Worthington-endorsed attempts to do it better this time (as part of every studio sequel's recent tour of remorse and bad-mouthing over the previous installment) involve trading one journeyman action director (Louis Leterrier, who holds a special place in my heart for his Transporter involvement) for another: Jonathan Liebesman, who may be even more of a craven for-hire guy than his predecessor. Take a look at his filmography: need him to imitate the grimy imitation of Texas Chainsaw Massacre while also imitating an imitation of Michael Bay slickness? Sure, he can give you Texas Chainsaw Massacre: The Beginning, no problem. Would you prefer a pseudo-verite alien invasion movie with plenty of fashionably pointless handheld cameras? Battle Los Angeles, coming right up! Sequelize a funny but extremely dopey movie that no one loves? Can do! Worthington, Neeson, and Fiennes need some paychecks? Well, not really; Avatar and Star Wars and Harry Potter ought to pay their bills fine. But "not really!" is exactly the answer that invokes Liebesman! He's on it, whether you want it or not!

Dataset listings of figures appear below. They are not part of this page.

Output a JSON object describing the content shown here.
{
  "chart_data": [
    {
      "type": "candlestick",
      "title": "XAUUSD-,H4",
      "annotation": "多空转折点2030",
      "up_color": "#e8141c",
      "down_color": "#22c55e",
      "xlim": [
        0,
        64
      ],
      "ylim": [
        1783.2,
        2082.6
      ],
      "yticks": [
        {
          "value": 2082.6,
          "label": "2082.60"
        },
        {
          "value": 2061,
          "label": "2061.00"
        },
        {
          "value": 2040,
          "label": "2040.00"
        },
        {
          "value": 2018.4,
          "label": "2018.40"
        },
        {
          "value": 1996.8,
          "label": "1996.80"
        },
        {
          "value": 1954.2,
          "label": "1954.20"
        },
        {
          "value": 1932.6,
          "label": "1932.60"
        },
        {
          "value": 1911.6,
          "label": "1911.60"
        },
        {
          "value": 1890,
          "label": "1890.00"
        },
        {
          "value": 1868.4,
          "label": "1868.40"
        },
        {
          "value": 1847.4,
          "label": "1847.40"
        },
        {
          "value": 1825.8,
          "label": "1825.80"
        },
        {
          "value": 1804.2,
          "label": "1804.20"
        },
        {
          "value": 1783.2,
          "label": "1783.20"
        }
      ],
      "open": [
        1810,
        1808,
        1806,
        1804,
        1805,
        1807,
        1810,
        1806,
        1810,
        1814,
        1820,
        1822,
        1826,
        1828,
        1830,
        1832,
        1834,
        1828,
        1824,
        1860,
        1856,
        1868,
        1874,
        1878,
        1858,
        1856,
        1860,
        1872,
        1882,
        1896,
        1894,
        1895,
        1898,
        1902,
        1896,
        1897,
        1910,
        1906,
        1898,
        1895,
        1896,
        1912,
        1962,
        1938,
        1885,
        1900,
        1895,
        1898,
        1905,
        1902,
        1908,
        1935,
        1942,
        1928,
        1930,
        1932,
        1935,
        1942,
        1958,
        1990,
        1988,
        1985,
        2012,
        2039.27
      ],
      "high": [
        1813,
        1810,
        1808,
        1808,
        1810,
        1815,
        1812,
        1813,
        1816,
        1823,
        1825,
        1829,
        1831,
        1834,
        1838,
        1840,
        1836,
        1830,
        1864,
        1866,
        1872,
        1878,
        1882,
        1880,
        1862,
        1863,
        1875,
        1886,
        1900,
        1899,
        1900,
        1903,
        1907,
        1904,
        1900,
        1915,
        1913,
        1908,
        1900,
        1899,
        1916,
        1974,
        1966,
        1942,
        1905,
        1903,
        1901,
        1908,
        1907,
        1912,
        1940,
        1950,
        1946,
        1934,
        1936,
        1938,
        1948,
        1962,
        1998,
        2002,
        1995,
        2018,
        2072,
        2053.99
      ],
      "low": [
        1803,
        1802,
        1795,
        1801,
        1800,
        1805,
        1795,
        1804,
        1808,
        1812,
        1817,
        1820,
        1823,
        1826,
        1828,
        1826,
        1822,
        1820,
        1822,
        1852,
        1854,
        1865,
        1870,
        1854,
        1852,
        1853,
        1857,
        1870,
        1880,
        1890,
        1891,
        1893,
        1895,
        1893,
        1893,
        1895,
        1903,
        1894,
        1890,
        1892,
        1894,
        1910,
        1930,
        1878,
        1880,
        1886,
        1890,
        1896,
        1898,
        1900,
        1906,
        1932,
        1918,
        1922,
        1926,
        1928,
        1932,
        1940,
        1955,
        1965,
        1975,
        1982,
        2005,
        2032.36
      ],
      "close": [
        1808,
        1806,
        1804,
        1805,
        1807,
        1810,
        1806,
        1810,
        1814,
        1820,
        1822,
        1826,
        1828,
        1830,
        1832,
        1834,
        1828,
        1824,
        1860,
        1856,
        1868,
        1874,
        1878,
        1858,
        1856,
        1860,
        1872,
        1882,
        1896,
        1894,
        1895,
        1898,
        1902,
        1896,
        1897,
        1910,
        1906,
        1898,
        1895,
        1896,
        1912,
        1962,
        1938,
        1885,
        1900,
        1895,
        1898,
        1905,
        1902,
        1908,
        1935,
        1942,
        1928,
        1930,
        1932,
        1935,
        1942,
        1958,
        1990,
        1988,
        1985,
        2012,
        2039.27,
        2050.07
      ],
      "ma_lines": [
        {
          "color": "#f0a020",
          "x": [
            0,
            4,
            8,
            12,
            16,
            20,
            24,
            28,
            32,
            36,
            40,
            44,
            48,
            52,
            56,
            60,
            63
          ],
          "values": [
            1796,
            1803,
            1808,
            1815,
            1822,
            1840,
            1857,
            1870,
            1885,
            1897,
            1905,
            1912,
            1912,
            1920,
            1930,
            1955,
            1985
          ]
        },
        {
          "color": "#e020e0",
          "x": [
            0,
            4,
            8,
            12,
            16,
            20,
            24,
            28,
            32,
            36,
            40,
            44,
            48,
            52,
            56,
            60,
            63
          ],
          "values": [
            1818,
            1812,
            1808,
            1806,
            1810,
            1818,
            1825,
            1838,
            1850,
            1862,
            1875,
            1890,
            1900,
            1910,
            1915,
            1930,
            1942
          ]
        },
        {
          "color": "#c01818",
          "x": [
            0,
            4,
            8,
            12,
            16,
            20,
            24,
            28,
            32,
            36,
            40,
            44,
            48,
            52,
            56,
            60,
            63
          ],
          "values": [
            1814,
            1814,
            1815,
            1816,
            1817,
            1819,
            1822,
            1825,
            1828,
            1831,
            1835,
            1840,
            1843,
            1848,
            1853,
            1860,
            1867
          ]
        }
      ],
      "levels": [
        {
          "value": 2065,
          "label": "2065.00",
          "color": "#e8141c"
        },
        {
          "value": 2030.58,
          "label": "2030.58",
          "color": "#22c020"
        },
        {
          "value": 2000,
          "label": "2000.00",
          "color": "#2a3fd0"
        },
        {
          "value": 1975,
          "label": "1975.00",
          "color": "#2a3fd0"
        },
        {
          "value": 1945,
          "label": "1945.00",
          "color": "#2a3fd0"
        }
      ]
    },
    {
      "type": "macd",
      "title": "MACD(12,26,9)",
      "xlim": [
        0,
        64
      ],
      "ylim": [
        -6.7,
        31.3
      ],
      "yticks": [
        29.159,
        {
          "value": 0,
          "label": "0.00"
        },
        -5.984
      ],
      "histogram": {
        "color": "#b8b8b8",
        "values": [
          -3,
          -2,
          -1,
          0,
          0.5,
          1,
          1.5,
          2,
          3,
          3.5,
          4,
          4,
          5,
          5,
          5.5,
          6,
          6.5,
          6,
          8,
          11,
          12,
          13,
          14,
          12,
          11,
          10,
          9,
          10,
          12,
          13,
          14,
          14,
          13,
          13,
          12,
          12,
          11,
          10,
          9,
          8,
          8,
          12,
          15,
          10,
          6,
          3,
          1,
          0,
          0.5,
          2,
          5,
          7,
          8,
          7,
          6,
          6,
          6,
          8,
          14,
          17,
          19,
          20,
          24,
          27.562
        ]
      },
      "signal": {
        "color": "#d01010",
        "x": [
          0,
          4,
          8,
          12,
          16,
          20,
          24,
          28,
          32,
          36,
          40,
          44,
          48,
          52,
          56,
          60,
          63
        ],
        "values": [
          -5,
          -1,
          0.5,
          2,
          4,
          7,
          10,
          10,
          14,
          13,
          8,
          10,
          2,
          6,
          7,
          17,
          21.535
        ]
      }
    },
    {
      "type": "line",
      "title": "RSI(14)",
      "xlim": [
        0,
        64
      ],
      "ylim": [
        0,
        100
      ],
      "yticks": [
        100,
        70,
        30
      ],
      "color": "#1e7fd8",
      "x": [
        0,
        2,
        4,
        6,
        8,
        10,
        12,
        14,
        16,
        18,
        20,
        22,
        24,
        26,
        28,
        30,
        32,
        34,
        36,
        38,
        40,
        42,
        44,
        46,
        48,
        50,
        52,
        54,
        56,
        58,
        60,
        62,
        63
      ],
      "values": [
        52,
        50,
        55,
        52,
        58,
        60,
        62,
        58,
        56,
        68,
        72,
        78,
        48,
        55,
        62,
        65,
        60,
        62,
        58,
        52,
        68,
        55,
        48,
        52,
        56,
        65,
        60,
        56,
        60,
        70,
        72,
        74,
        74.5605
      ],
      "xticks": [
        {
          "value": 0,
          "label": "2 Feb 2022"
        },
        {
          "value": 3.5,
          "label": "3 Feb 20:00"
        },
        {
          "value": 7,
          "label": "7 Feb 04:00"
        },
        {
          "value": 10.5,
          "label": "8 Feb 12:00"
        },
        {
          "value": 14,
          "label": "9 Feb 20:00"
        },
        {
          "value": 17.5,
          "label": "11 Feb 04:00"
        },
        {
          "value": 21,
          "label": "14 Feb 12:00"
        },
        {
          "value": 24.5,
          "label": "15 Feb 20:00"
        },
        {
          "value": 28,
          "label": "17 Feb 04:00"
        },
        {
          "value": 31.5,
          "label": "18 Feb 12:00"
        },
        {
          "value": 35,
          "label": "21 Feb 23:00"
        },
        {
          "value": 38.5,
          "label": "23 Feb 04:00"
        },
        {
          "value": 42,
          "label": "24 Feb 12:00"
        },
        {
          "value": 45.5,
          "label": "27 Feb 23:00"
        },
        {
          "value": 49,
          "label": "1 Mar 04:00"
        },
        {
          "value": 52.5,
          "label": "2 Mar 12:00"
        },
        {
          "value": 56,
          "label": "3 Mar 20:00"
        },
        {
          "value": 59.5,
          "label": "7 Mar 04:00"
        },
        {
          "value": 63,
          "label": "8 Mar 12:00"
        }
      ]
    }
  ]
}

Mirror Mirror: I like this Tarsem Singh retelling of Snow White, and it's a good thing, because there's plenty more where that came from. I don't know if you've heard, but there's going to be a big-budget Snow White movie released every weekend for the next eleven weekends.Next weekend we're getting Briana Evigan as Snow White and Taylor Lautner as the dwarfs, in a futuristic dance-off version from visionary director Len Wiseman. On April 13th, Blake Lively gets a bad dye job to hide from a female serial killer with a creepy nickname in Wicked Queen. Then Krzysztof Kieslowski's son, music-video director Maynard Kieslowski, will unveil the three-week release of his new Three Colors of Snow White trilogy: first White (As Snow), then Black (As Night), then Red (As Blood). Nicolas Cage did an untitled Snow White movie reuniting him with his Captain Corelli and the Mandolin director John Madden that is currently scheduled for limited release on May 11th prior to its DVD release on later in the day on May 11th. That brings us up to May 18th, when a long-shelved Taylor Kitsch movie where he plays Prince Charming opposite Dreama Walker will be dumped into theaters at the last possible moment of capitalizing on the remote possibility that he will become a movie star. On May 25th, we'll be treated to an all-star reclaiming of the utterly racist Warner Brothers cartoon "Coal Black and de Sebben Dwarfs", starring Gabrielle Union and Kevin Ealy, plus Warwick Davis in a controversial blackface performance. Then the series reaches an anticlimax in June with Snow White and the Huntsman, starring Lady Twilight. Can't wait for next year's seventeen movies adapting "Cat and Mouse in Partnership."
Goon: Let me get this straight: despite starring late-period Kevin Smith buddy Seann William Scott, this isn't Hit Somebody, Smith's long-discussed hockey comedy? But it's some completely separate movie about a hockey player whose big thing is that he kind of sucks at hockey but takes out the other players? Opening the same weekend as a documentary about bullying? It doesn't so much sound like a premise that can so much stand on its own for a feature, but hey, it's supposedly not too bad, and I imagine hockey fans will get a kick out of it if they haven't already ordered it via OnDemand and then gotten into a fistfight with their roommate about the cable bill.

AMC has pledged to take a lax policy towards this unrated release (only requiring parental sign-off for kids to go themselves—not, realistically, that a lot of kids who should see this movie are going to be skipping the delightful experience of texting each other during Wrath of the Titans in favor of a sobering documentary about how horrible they and/or their peers can be). I want this release to make money, first so the MPAA can suck on it, and second to maybe encourage other exhibitors that playing a movie unrated isn't the end of the fucking world. Whoops, shield your eyes, minors! I said a swear!
Dark Tide: Fun fact: this movie is coming out! John Stockwell (Blue Crush [He also played Cougar in Top Gun! -Ed.]) has made some kind of Halle Berry/shark exploitation movie which I had thought was a direct-to-DVD release. In fact, I signed up to review it until a publicist rescinded the offer. I guess they're just super-excited about its one-screen, presumably contractually obligated theatrical premiere in New York City, USA!